A pedagoga Keli Friederich, 28 anos, vivenciou ontem, em Porto Alegre, uma das mais temidas experiências que uma mãe pode enfrentar ao volante.Ao buscar as duas filhas na escola, Keli foi atacada por ladrões que roubaram o carro e, por pouco, não levaram junto as meninas – Vitória, de cinco anos, e Carolina, de apenas nove meses – que estavam dentro do automóvel, presas aos cintos de segurança.
Mulher do vereador da Capital Carlos Comassetto (PT), a pedagoga estacionou o Scénic da família em frente à Escola de Educação Infantil Olívia Palito, na Avenida Teresópolis, às 17h45min.

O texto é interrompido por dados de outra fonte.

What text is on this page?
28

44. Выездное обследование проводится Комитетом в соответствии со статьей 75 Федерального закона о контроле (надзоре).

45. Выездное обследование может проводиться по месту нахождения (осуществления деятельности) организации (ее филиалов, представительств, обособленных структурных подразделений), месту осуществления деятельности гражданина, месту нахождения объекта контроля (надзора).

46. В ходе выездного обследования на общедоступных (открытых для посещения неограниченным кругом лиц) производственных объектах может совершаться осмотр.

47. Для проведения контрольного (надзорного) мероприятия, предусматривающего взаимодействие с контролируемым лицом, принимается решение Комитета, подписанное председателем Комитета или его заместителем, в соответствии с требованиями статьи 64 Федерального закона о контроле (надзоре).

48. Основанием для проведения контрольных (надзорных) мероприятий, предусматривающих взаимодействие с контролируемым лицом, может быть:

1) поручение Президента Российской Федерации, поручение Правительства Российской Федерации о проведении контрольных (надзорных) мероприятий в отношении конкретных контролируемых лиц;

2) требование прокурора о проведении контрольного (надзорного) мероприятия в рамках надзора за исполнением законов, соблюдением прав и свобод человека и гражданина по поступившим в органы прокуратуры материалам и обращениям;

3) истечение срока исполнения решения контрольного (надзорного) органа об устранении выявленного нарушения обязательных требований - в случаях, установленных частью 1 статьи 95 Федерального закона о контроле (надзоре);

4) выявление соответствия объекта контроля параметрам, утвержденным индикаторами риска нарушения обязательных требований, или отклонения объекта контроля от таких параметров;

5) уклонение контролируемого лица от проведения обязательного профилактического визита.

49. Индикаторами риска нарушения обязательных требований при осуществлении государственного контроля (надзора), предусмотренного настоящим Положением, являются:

Retornou ao veículo minutos depois e abriu as portas traseiras. Acomodou Vitória, a mais velha, e colocou Carolina na cadeira para bebê.

– Quando ajustava o cinto da pequena, fui atacada pelas costas por dois homens, um deles armado. A primeira coisa que pensei foi naquele menino do Rio e comecei a desamarrar a Carolina – disse Keli, em estado de choque, horas depois, na 5ª Delegacia da Polícia Civil (bairro Glória), onde o caso foi registrado.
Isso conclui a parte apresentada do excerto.